The 2010 legislature is swinging a mighty axe. Colorado’s general fund budget deficit is a serious problem and all sorts of things are potentially on the chopping block. For the past week I’ve been embroiled in the debate over suspending or eliminating various tax credits and exemptions. We did quite a bit of chopping in the past few days and we’ll soon be sharpening the axe blade for further rounds of cuts.
The Senate Finance Committee (of which I am a member) spent about 20 hours last week on Wednesday and Thursday hearing testimony on a package of bills that cut certain tax breaks. Some were cut temporarily, and some cuts were permanent. Of course, the legislature meets every year, so nothing written in state statute is ever really permanent, but some of the cuts we made have short durations of two or three years. Others continue indefinitely.
The debate over this package of budget balancing measures was much more civil in the Senate than was the case when the bills were considered in the House. Still, the debates were intense and the differences between committee members and senators were quite pronounced. Witness testimony was often compelling and made our choices fraught with dread. Complicated issues of tax policy, economic incentives and constitutional law were thoroughly debated and examined. This past week showed me that this job is every bit as difficult as I had imagined it to be, and that I can hold my own during the rough and tumble debates on the Senate floor. It’s been quite an experience.
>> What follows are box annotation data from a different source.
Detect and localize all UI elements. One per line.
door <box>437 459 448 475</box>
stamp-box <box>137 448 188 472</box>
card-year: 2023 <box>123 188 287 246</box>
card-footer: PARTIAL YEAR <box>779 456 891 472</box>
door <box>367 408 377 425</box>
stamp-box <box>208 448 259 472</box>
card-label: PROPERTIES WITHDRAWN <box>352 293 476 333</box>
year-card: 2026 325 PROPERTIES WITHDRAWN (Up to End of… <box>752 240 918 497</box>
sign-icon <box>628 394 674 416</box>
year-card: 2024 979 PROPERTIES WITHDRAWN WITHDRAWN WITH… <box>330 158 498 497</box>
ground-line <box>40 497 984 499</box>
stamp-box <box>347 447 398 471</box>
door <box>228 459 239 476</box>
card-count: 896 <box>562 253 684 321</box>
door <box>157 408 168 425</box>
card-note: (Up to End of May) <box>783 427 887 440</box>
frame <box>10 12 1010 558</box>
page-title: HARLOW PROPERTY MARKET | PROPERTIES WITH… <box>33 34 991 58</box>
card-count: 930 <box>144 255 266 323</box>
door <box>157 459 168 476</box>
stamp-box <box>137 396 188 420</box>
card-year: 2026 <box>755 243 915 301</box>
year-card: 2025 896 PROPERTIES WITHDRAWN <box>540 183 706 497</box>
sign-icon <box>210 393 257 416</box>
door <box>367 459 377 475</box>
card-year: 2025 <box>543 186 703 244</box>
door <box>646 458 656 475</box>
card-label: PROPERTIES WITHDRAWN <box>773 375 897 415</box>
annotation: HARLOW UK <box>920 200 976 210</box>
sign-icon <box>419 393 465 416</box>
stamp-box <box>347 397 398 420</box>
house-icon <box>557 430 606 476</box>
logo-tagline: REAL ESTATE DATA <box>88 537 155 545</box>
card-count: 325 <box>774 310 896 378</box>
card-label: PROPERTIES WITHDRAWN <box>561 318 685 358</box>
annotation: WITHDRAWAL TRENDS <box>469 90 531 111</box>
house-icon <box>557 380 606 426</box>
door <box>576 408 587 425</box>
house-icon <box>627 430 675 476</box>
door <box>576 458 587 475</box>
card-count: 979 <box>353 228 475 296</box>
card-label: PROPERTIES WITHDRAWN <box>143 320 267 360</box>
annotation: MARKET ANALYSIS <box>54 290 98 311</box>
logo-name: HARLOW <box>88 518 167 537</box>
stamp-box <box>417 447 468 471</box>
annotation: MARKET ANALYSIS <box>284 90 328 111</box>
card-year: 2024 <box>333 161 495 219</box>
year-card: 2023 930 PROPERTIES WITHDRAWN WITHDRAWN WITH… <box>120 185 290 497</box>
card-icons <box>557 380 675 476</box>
I voted for the entire package, and there really isn’t a single bill in the package that I can say I like or that I would want to hold up as a shining example of our work in the legislature. None of it was fun, and none of it was easy. In isolation, each of the bills in the package was a cut to industry, consumers or sectors of our economy that didn’t want to take a cut. But the budget axe rarely visits itself upon volunteers. Instead, state legislators must make difficult choices. Among our many constitutional duties is the responsibility to balance the state’s budget.
Included in the package were bills to remove the exemption from sales tax that had been enjoyed by agricultural compounds (fungicides, hormones, bull semen, etc.), candy bars and soda pop (see earlier blog post on this topic), cooperative direct mail advertising (those coupon packs that most people consider junk mail – how they ever got a tax exemption in the first place I don’t understand), certain kinds of computer software, non essential food containers (dubbed the “doggy bag bill”), and energy used in industrial production. The bills also changed certain corporate income tax deductions and eliminated tax credits on the least efficient alternative fuel vehicles. Still to come are two bills pending in the House that modify tax credits for enterprise zones and conservation easements. The total package is expected to generate between $125 and $140 million in additional revenue in the upcoming fiscal year.
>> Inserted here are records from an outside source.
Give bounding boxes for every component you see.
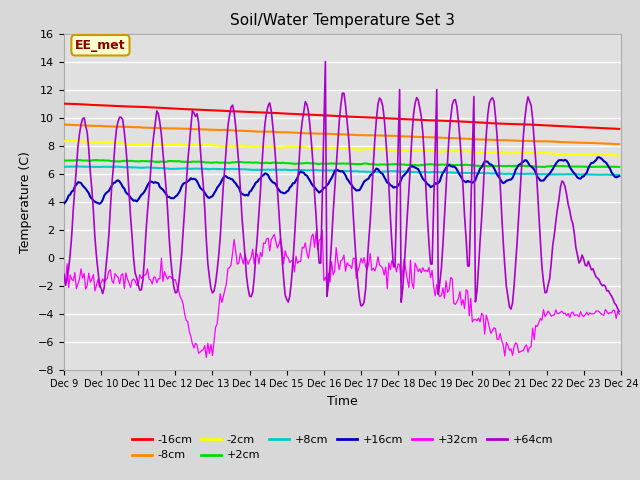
Y-axis label: Temperature (C): Temperature (C) bbox=[19, 151, 32, 252]
Title: Soil/Water Temperature Set 3: Soil/Water Temperature Set 3 bbox=[230, 13, 455, 28]
Text: EE_met: EE_met bbox=[75, 39, 126, 52]
X-axis label: Time: Time bbox=[327, 395, 358, 408]
Legend: -16cm, -8cm, -2cm, +2cm, +8cm, +16cm, +32cm, +64cm: -16cm, -8cm, -2cm, +2cm, +8cm, +16cm, +3… bbox=[127, 431, 557, 465]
My email inbox has been flooded for over a week. We’re working to send responses to everyone who contacted my office about this package of bills. Certain bills, such as the bill on internet sales, generated intense lobbying from opponents. That particular bill, HB 1193, was heavily amended and many of the objectional aspects were removed – taxation of internet sales might be the subject for a separate blog post, or perhaps a treatise. Supporters of the package generally wrote to me about the need to avoid cuts to public education, mental health and services for persons with developmental disabilities.
In the end I voted to cut the exemptions and increase income and sales tax revenue, because for me it was fairly clear what was at stake. Should any one of these bills fail to pass, our budget deficit would grow that much larger. These bills are necessary to plug gaping holes in our budget and offset the cuts to public education that we all know are coming. Services and programs will soon be on the chopping block and the budget axe is being sharpened and readied. This week tax breaks got cut; next month school funding will make its sacrifice as well. It’s a dirty job, but somebody has got to do it.